No injuries were reported and Ecology has not found evidence of contamination, from oil or firefighting materials, in drinking water wells, streams or wetlands near the derailment site.
Ty Keltner, of Ecology, said requiring companies such as BNSF to have oil spill contingency plans and making annual spill response training a component of those plans helped ensure the derailment in Custer was handled well.
“The success of this response came down to good partnerships that we have with local folks and first responders, our federal partners at the EPA and the relationships we have built through doing training exercises and drills with all of those agencies,” he said.

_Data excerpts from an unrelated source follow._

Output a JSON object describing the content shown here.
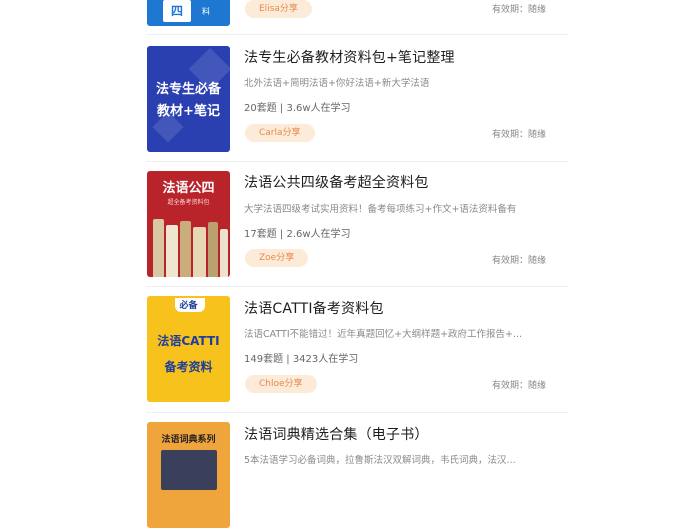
{
  "items": [
    {
      "title": "",
      "tag": "Elisa分享",
      "valid": "有效期：随缘",
      "cover": {
        "lines": [
          "四",
          "料"
        ],
        "color": "#1e78d2"
      }
    },
    {
      "title": "法专生必备教材资料包+笔记整理",
      "desc": "北外法语+简明法语+你好法语+新大学法语",
      "meta": "20套题 | 3.6w人在学习",
      "tag": "Carla分享",
      "valid": "有效期：随缘",
      "cover": {
        "lines": [
          "法专生必备",
          "教材+笔记"
        ],
        "color": "#2a3fb0"
      }
    },
    {
      "title": "法语公共四级备考超全资料包",
      "desc": "大学法语四级考试实用资料！备考每项练习+作文+语法资料备有",
      "meta": "17套题 | 2.6w人在学习",
      "tag": "Zoe分享",
      "valid": "有效期：随缘",
      "cover": {
        "lines": [
          "法语公四",
          "超全备考资料包"
        ],
        "color": "#b8242a"
      }
    },
    {
      "title": "法语CATTI备考资料包",
      "desc": "法语CATTI不能错过！近年真题回忆+大纲样题+政府工作报告+...",
      "meta": "149套题 | 3423人在学习",
      "tag": "Chloe分享",
      "valid": "有效期：随缘",
      "cover": {
        "lines": [
          "必备",
          "法语CATTI",
          "备考资料"
        ],
        "color": "#f6c21b"
      }
    },
    {
      "title": "法语词典精选合集（电子书）",
      "desc": "5本法语学习必备词典，拉鲁斯法汉双解词典，韦氏词典，法汉...",
      "cover": {
        "lines": [
          "法语词典系列"
        ],
        "color": "#f0a43c"
      }
    }
  ]
}
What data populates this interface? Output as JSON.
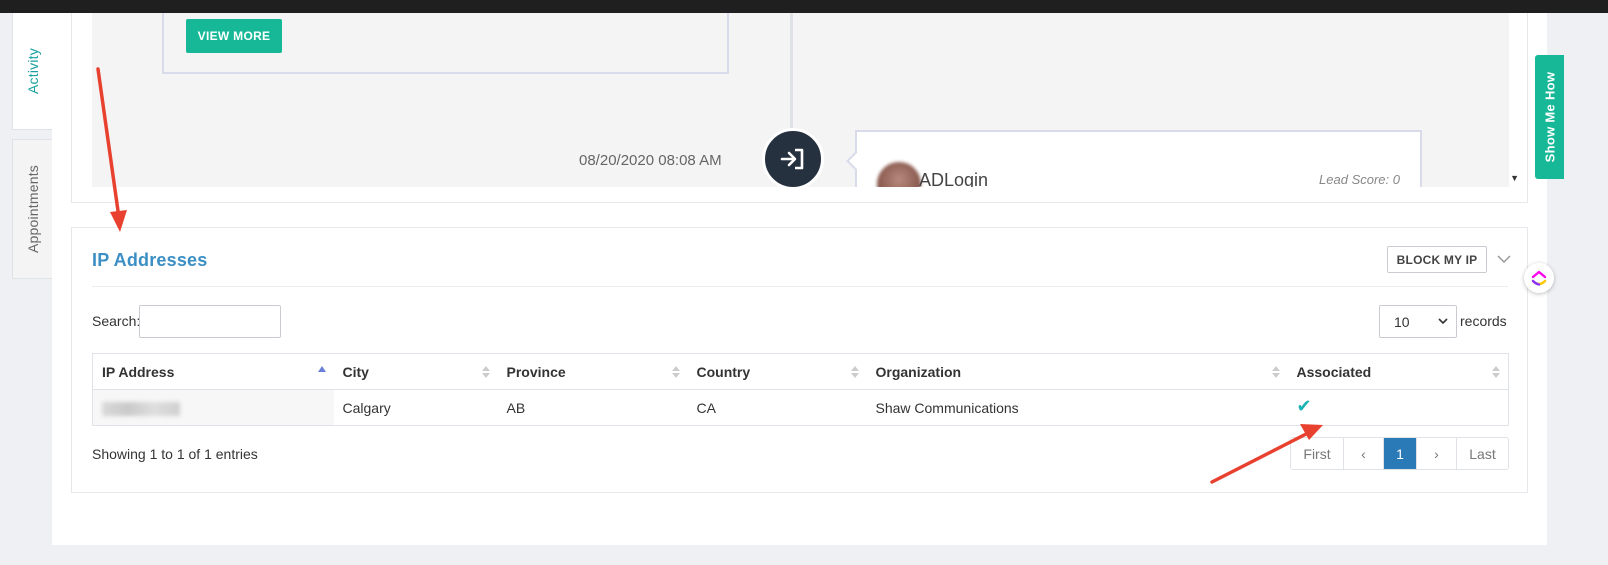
{
  "side_tabs": {
    "activity": "Activity",
    "appointments": "Appointments"
  },
  "timeline": {
    "view_more_label": "VIEW MORE",
    "date": "08/20/2020 08:08 AM",
    "event_title": "ADLogin",
    "lead_score": "Lead Score: 0"
  },
  "ip_section": {
    "title": "IP Addresses",
    "block_button": "BLOCK MY IP",
    "search_label": "Search:",
    "search_value": "",
    "records_value": "10",
    "records_label": "records",
    "columns": [
      "IP Address",
      "City",
      "Province",
      "Country",
      "Organization",
      "Associated"
    ],
    "rows": [
      {
        "ip": "",
        "city": "Calgary",
        "province": "AB",
        "country": "CA",
        "organization": "Shaw Communications",
        "associated": "✔"
      }
    ],
    "showing_text": "Showing 1 to 1 of 1 entries",
    "pagination": {
      "first": "First",
      "prev": "‹",
      "current": "1",
      "next": "›",
      "last": "Last"
    }
  },
  "show_me_how": "Show Me How",
  "colors": {
    "accent": "#17b897",
    "title_blue": "#3b8fc4",
    "page_active": "#2a7ab7",
    "annotation": "#e8412f"
  }
}
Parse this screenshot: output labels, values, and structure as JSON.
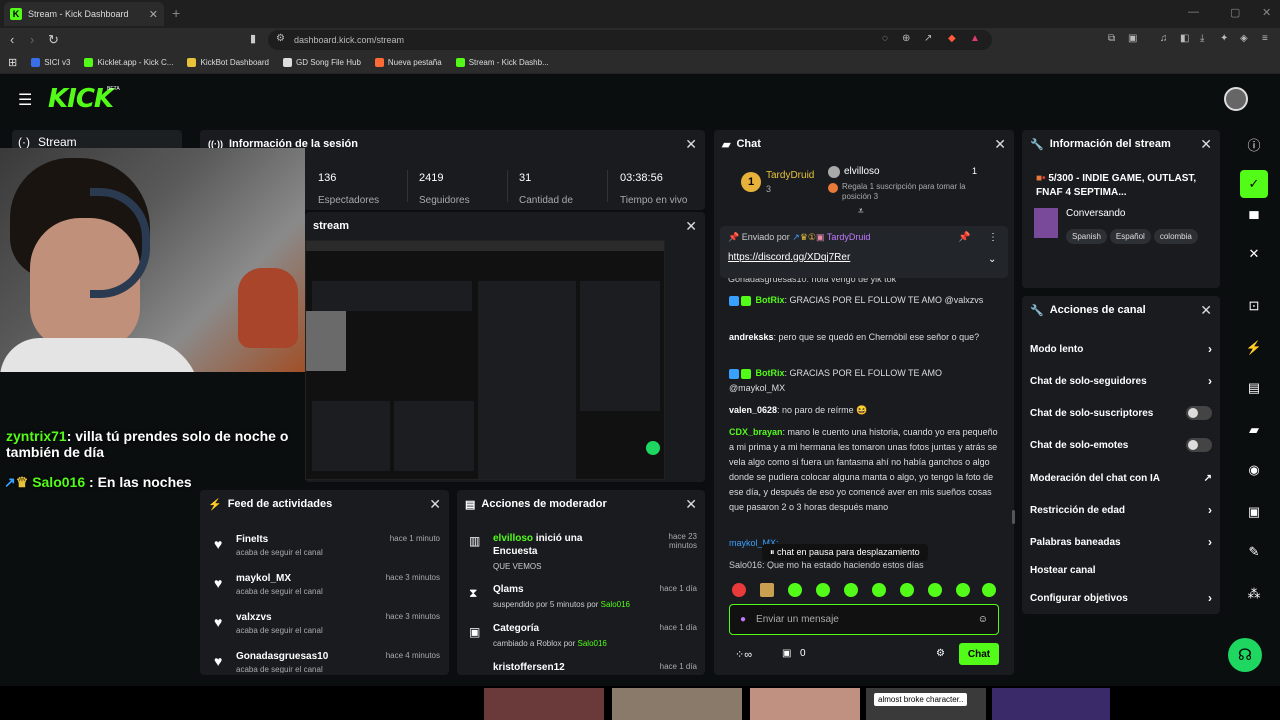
{
  "browser": {
    "tab_title": "Stream - Kick Dashboard",
    "url": "dashboard.kick.com/stream",
    "bookmarks": [
      {
        "label": "SICI v3",
        "color": "#3a6ee8"
      },
      {
        "label": "Kicklet.app - Kick C...",
        "color": "#53fc18"
      },
      {
        "label": "KickBot Dashboard",
        "color": "#e8c23a"
      },
      {
        "label": "GD Song File Hub",
        "color": "#ddd"
      },
      {
        "label": "Nueva pestaña",
        "color": "#ff6b35"
      },
      {
        "label": "Stream - Kick Dashb...",
        "color": "#53fc18"
      }
    ]
  },
  "header": {
    "logo": "KICK",
    "beta": "BETA"
  },
  "sidebar": {
    "stream_label": "Stream"
  },
  "overlay_chat": [
    {
      "user": "zyntrix71",
      "text": ": villa tú prendes solo de noche o también de día"
    },
    {
      "user": "Salo016",
      "text": ": En las noches"
    }
  ],
  "session": {
    "title": "Información de la sesión",
    "stats": [
      {
        "value": "136",
        "label": "Espectadores"
      },
      {
        "value": "2419",
        "label": "Seguidores"
      },
      {
        "value": "31",
        "label": "Cantidad de"
      },
      {
        "value": "03:38:56",
        "label": "Tiempo en vivo"
      }
    ]
  },
  "stream_preview": {
    "title": "stream"
  },
  "feed": {
    "title": "Feed de actividades",
    "items": [
      {
        "name": "FineIts",
        "sub": "acaba de seguir el canal",
        "time": "hace 1 minuto"
      },
      {
        "name": "maykol_MX",
        "sub": "acaba de seguir el canal",
        "time": "hace 3 minutos"
      },
      {
        "name": "valxzvs",
        "sub": "acaba de seguir el canal",
        "time": "hace 3 minutos"
      },
      {
        "name": "Gonadasgruesas10",
        "sub": "acaba de seguir el canal",
        "time": "hace 4 minutos"
      }
    ]
  },
  "mod": {
    "title": "Acciones de moderador",
    "items": [
      {
        "name_user": "elvilloso",
        "name_rest": " inició una Encuesta",
        "sub": "QUE VEMOS",
        "time": "hace 23 minutos"
      },
      {
        "name_user": "",
        "name_rest": "Qlams",
        "sub": "suspendido por 5 minutos por ",
        "sub_user": "Salo016",
        "time": "hace 1 día"
      },
      {
        "name_user": "",
        "name_rest": "Categoría",
        "sub": "cambiado a Roblox por ",
        "sub_user": "Salo016",
        "time": "hace 1 día"
      },
      {
        "name_user": "",
        "name_rest": "kristoffersen12",
        "sub": "",
        "sub_user": "",
        "time": "hace 1 día"
      }
    ]
  },
  "chat": {
    "title": "Chat",
    "top_gifter": {
      "name": "TardyDruid",
      "rank": "3"
    },
    "gift": {
      "name": "elvilloso",
      "count": "1",
      "text": "Regala 1 suscripción para tomar la posición 3"
    },
    "pinned": {
      "by": "Enviado por",
      "user": "TardyDruid",
      "link": "https://discord.gg/XDqj7Rer"
    },
    "partial_top": "Gonadasgruesas10: hola vengo de yik tok",
    "messages": [
      {
        "user": "BotRix",
        "user_color": "#53fc18",
        "text": ": GRACIAS POR EL FOLLOW TE AMO @valxzvs"
      },
      {
        "user": "andreksks",
        "user_color": "#ffffff",
        "text": ": pero que se quedó en Chernóbil ese señor o que?"
      },
      {
        "user": "BotRix",
        "user_color": "#53fc18",
        "text": ": GRACIAS POR EL FOLLOW TE AMO @maykol_MX"
      },
      {
        "user": "valen_0628",
        "user_color": "#ffffff",
        "text": ": no paro de reírme 😆"
      },
      {
        "user": "CDX_brayan",
        "user_color": "#53fc18",
        "text": ": mano le cuento una historia, cuando yo era pequeño a mi prima y a mi hermana les tomaron unas fotos juntas y atrás se vela algo como si fuera un fantasma ahí no había ganchos o algo donde se pudiera colocar alguna manta o algo, yo tengo la foto de ese día, y después de eso yo comencé aver en mis sueños cosas que pasaron 2 o 3 horas después mano"
      }
    ],
    "partial_bottom_1": "maykol_MX: ",
    "partial_bottom_2": "Salo016: Que mo ha estado haciendo estos días",
    "paused": "chat en pausa para desplazamiento",
    "input_placeholder": "Enviar un mensaje",
    "points": "0",
    "send": "Chat"
  },
  "stream_info": {
    "title": "Información del stream",
    "stream_title": "5/300 - INDIE GAME, OUTLAST, FNAF 4 SEPTIMA...",
    "category": "Conversando",
    "tags": [
      "Spanish",
      "Español",
      "colombia"
    ]
  },
  "channel_actions": {
    "title": "Acciones de canal",
    "items": [
      {
        "label": "Modo lento",
        "kind": "chevron"
      },
      {
        "label": "Chat de solo-seguidores",
        "kind": "chevron"
      },
      {
        "label": "Chat de solo-suscriptores",
        "kind": "toggle"
      },
      {
        "label": "Chat de solo-emotes",
        "kind": "toggle"
      },
      {
        "label": "Moderación del chat con IA",
        "kind": "external"
      },
      {
        "label": "Restricción de edad",
        "kind": "chevron"
      },
      {
        "label": "Palabras baneadas",
        "kind": "chevron"
      },
      {
        "label": "Hostear canal",
        "kind": "none"
      },
      {
        "label": "Configurar objetivos",
        "kind": "chevron"
      }
    ]
  },
  "bottom": {
    "tooltip": "almost broke character.."
  }
}
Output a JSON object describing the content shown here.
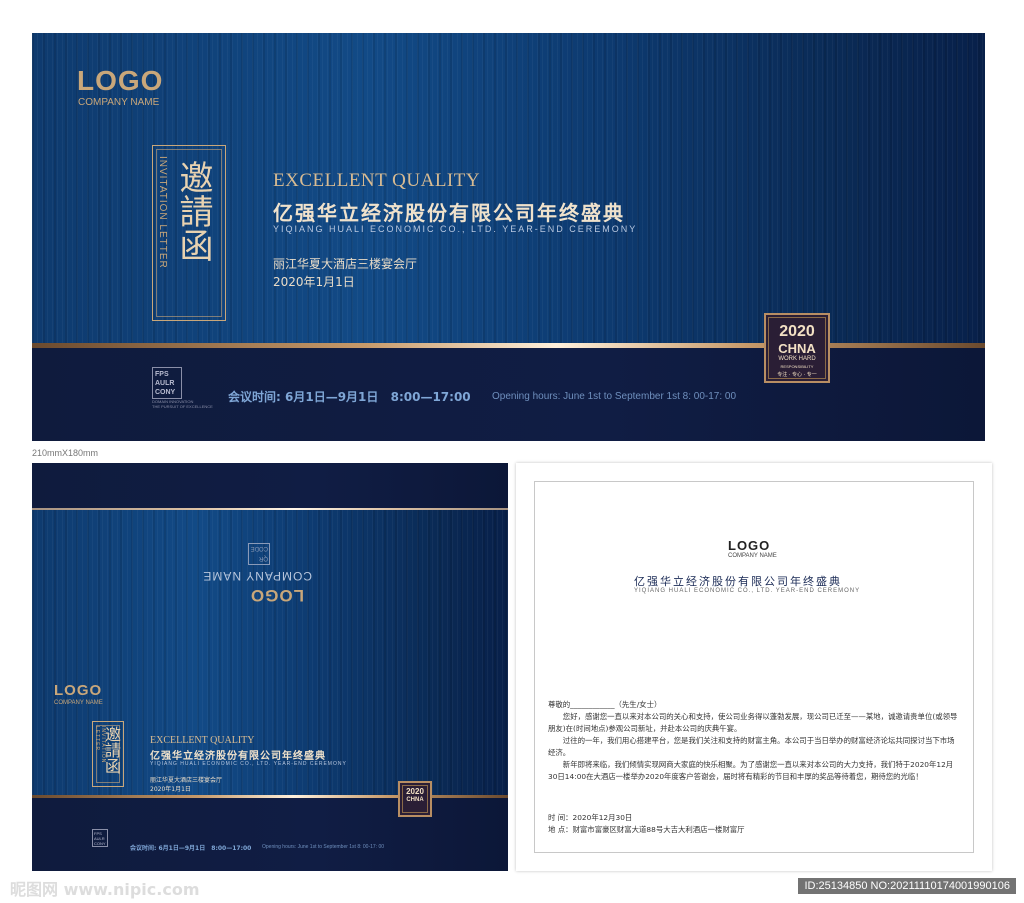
{
  "size_label": "210mmX180mm",
  "card": {
    "logo": "LOGO",
    "company_name": "COMPANY NAME",
    "invite_chars": [
      "邀",
      "請",
      "函"
    ],
    "invite_en": "INVITATION LETTER",
    "headline_en": "EXCELLENT QUALITY",
    "headline_cn": "亿强华立经济股份有限公司年终盛典",
    "headline_sub": "YIQIANG HUALI ECONOMIC CO., LTD. YEAR-END CEREMONY",
    "venue": "丽江华夏大酒店三楼宴会厅",
    "date": "2020年1月1日",
    "badge_year": "2020",
    "badge_word": "CHNA",
    "badge_line1": "WORK HARD",
    "badge_line2": "RESPONSIBILITY",
    "badge_line3": "专注 · 专心 · 专一",
    "small_logo": [
      "FPS",
      "AULR",
      "CONY"
    ],
    "small_logo_tag1": "DOMAIN INNOVATION",
    "small_logo_tag2": "THE PURSUIT OF EXCELLENCE",
    "hours_cn_label": "会议时间:",
    "hours_cn_value": "6月1日—9月1日",
    "hours_cn_time": "8:00—17:00",
    "hours_en": "Opening hours: June 1st to September 1st 8: 00-17: 00"
  },
  "back_cover": {
    "qr_label": "QR CODE",
    "company_name": "COMPANY NAME",
    "logo": "LOGO"
  },
  "letter": {
    "logo": "LOGO",
    "company_name": "COMPANY NAME",
    "title": "亿强华立经济股份有限公司年终盛典",
    "subtitle": "YIQIANG HUALI ECONOMIC CO., LTD. YEAR-END CEREMONY",
    "greeting": "尊敬的____________（先生/女士）",
    "p1": "您好，感谢您一直以来对本公司的关心和支持，使公司业务得以蓬勃发展，现公司已迁至——某地，诚邀请贵单位(或领导朋友)在(时间地点)参观公司新址，并赴本公司的庆典午宴。",
    "p2": "过往的一年，我们用心搭建平台，您是我们关注和支持的财富主角。本公司于当日举办的财富经济论坛共同探讨当下市场经济。",
    "p3": "新年即将来临，我们倾情实现网商大家庭的快乐相聚。为了感谢您一直以来对本公司的大力支持，我们特于2020年12月30日14:00在大酒店一楼举办2020年度客户答谢会，届时将有精彩的节目和丰厚的奖品等待着您，期待您的光临！",
    "time": "时  间：2020年12月30日",
    "place": "地  点：财富市富豪区财富大道88号大吉大利酒店一楼财富厅"
  },
  "watermark": {
    "site": "昵图网 www.nipic.com",
    "id": "ID:25134850 NO:20211110174001990106"
  }
}
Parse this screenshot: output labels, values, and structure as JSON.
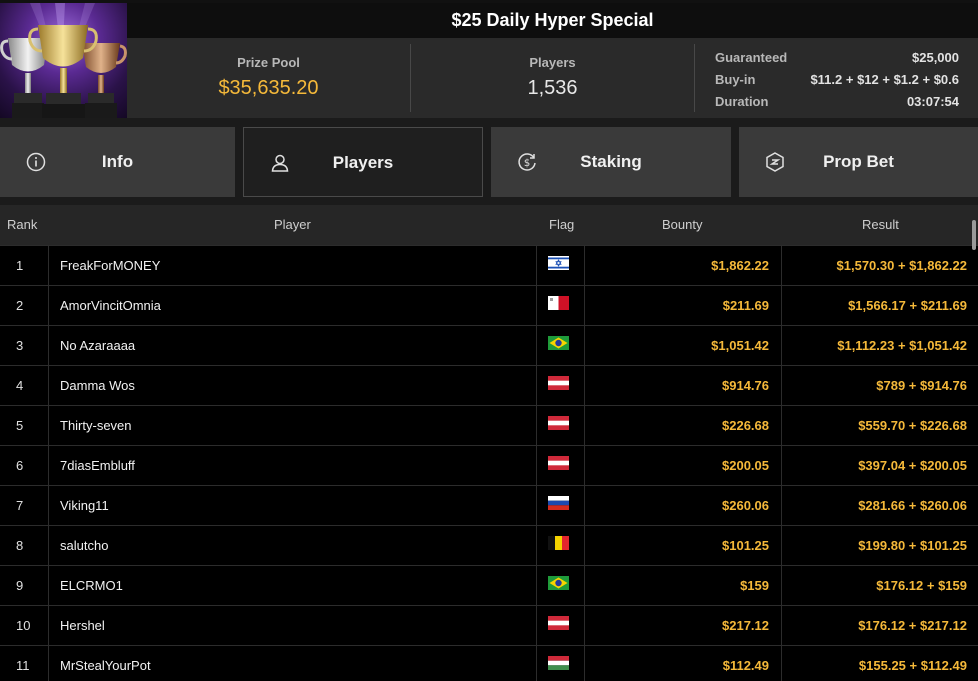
{
  "header": {
    "title": "$25 Daily Hyper Special",
    "prize_pool_label": "Prize Pool",
    "prize_pool_value": "$35,635.20",
    "players_label": "Players",
    "players_value": "1,536",
    "details": [
      {
        "label": "Guaranteed",
        "value": "$25,000"
      },
      {
        "label": "Buy-in",
        "value": "$11.2 + $12 + $1.2 + $0.6"
      },
      {
        "label": "Duration",
        "value": "03:07:54"
      }
    ]
  },
  "tabs": [
    {
      "label": "Info",
      "icon": "info-circle-icon"
    },
    {
      "label": "Players",
      "icon": "user-icon",
      "active": true
    },
    {
      "label": "Staking",
      "icon": "dollar-cycle-icon"
    },
    {
      "label": "Prop Bet",
      "icon": "prop-bet-icon"
    }
  ],
  "table": {
    "columns": [
      "Rank",
      "Player",
      "Flag",
      "Bounty",
      "Result"
    ],
    "rows": [
      {
        "rank": "1",
        "player": "FreakForMONEY",
        "flag": "israel",
        "bounty": "$1,862.22",
        "result": "$1,570.30 + $1,862.22"
      },
      {
        "rank": "2",
        "player": "AmorVincitOmnia",
        "flag": "malta",
        "bounty": "$211.69",
        "result": "$1,566.17 + $211.69"
      },
      {
        "rank": "3",
        "player": "No Azaraaaa",
        "flag": "brazil",
        "bounty": "$1,051.42",
        "result": "$1,112.23 + $1,051.42"
      },
      {
        "rank": "4",
        "player": "Damma Wos",
        "flag": "austria",
        "bounty": "$914.76",
        "result": "$789 + $914.76"
      },
      {
        "rank": "5",
        "player": "Thirty-seven",
        "flag": "austria",
        "bounty": "$226.68",
        "result": "$559.70 + $226.68"
      },
      {
        "rank": "6",
        "player": "7diasEmbluff",
        "flag": "austria",
        "bounty": "$200.05",
        "result": "$397.04 + $200.05"
      },
      {
        "rank": "7",
        "player": "Viking11",
        "flag": "russia",
        "bounty": "$260.06",
        "result": "$281.66 + $260.06"
      },
      {
        "rank": "8",
        "player": "salutcho",
        "flag": "belgium",
        "bounty": "$101.25",
        "result": "$199.80 + $101.25"
      },
      {
        "rank": "9",
        "player": "ELCRMO1",
        "flag": "brazil",
        "bounty": "$159",
        "result": "$176.12 + $159"
      },
      {
        "rank": "10",
        "player": "Hershel",
        "flag": "austria",
        "bounty": "$217.12",
        "result": "$176.12 + $217.12"
      },
      {
        "rank": "11",
        "player": "MrStealYourPot",
        "flag": "hungary",
        "bounty": "$112.49",
        "result": "$155.25 + $112.49"
      }
    ]
  },
  "colors": {
    "accent": "#f5b93a",
    "background": "#000000",
    "tab": "#3a3a3a"
  }
}
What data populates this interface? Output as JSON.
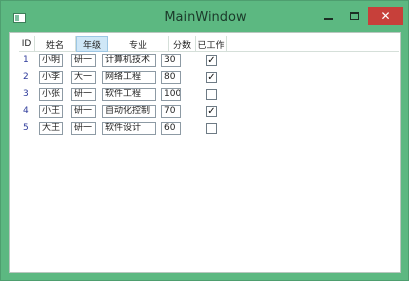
{
  "window": {
    "title": "MainWindow",
    "minimize_glyph": "",
    "maximize_glyph": "",
    "close_glyph": "✕"
  },
  "grid": {
    "columns": [
      "ID",
      "姓名",
      "年级",
      "专业",
      "分数",
      "已工作"
    ],
    "selected_column": "年级",
    "rows": [
      {
        "id": "1",
        "name": "小明",
        "grade": "研一",
        "major": "计算机技术",
        "score": "30",
        "employed": true
      },
      {
        "id": "2",
        "name": "小李",
        "grade": "大一",
        "major": "网络工程",
        "score": "80",
        "employed": true
      },
      {
        "id": "3",
        "name": "小张",
        "grade": "研一",
        "major": "软件工程",
        "score": "100",
        "employed": false
      },
      {
        "id": "4",
        "name": "小王",
        "grade": "研一",
        "major": "自动化控制",
        "score": "70",
        "employed": true
      },
      {
        "id": "5",
        "name": "大王",
        "grade": "研一",
        "major": "软件设计",
        "score": "60",
        "employed": false
      }
    ]
  },
  "colors": {
    "title_bar": "#5cb881",
    "close_button": "#c7403a",
    "id_text": "#2d3a9a",
    "selected_header": "#cfe7f7"
  },
  "icons": {
    "app": "window-icon",
    "minimize": "minimize-icon",
    "maximize": "maximize-icon",
    "close": "close-icon",
    "checked": "checkmark-icon"
  }
}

Ecology has determined BNSF Railway followed its oil spill contingency plan as required.
Meanwhile, Ecology is drafting a long-term cleanup plan that will outline requirements for BNSF to address the oil remaining hidden at the derailment site. Byers said it may also require the company to conduct offsite mitigation work.
The cause of the incident will take longer to determine. It is under investigation by the state Utilities and Transportation Commission, National Transportation Safety Board and Federal Railroad Administration. The FBI is also investigating because of the possibility of criminal interference with the train tracks, which was discovered in several places in Western Washington in late 2020 and led to the arrests of two Bellingham women.
The Federal Railroad Administration plans to issue an investigation report in May, according to the public affairs office. The FBI is not clear on when its investigation will be complete, according to the Seattle public affairs office.
Whether the results of those investigations will lead to fines against BNSF, legislation for oil train safety or criminal charges remains to be seen.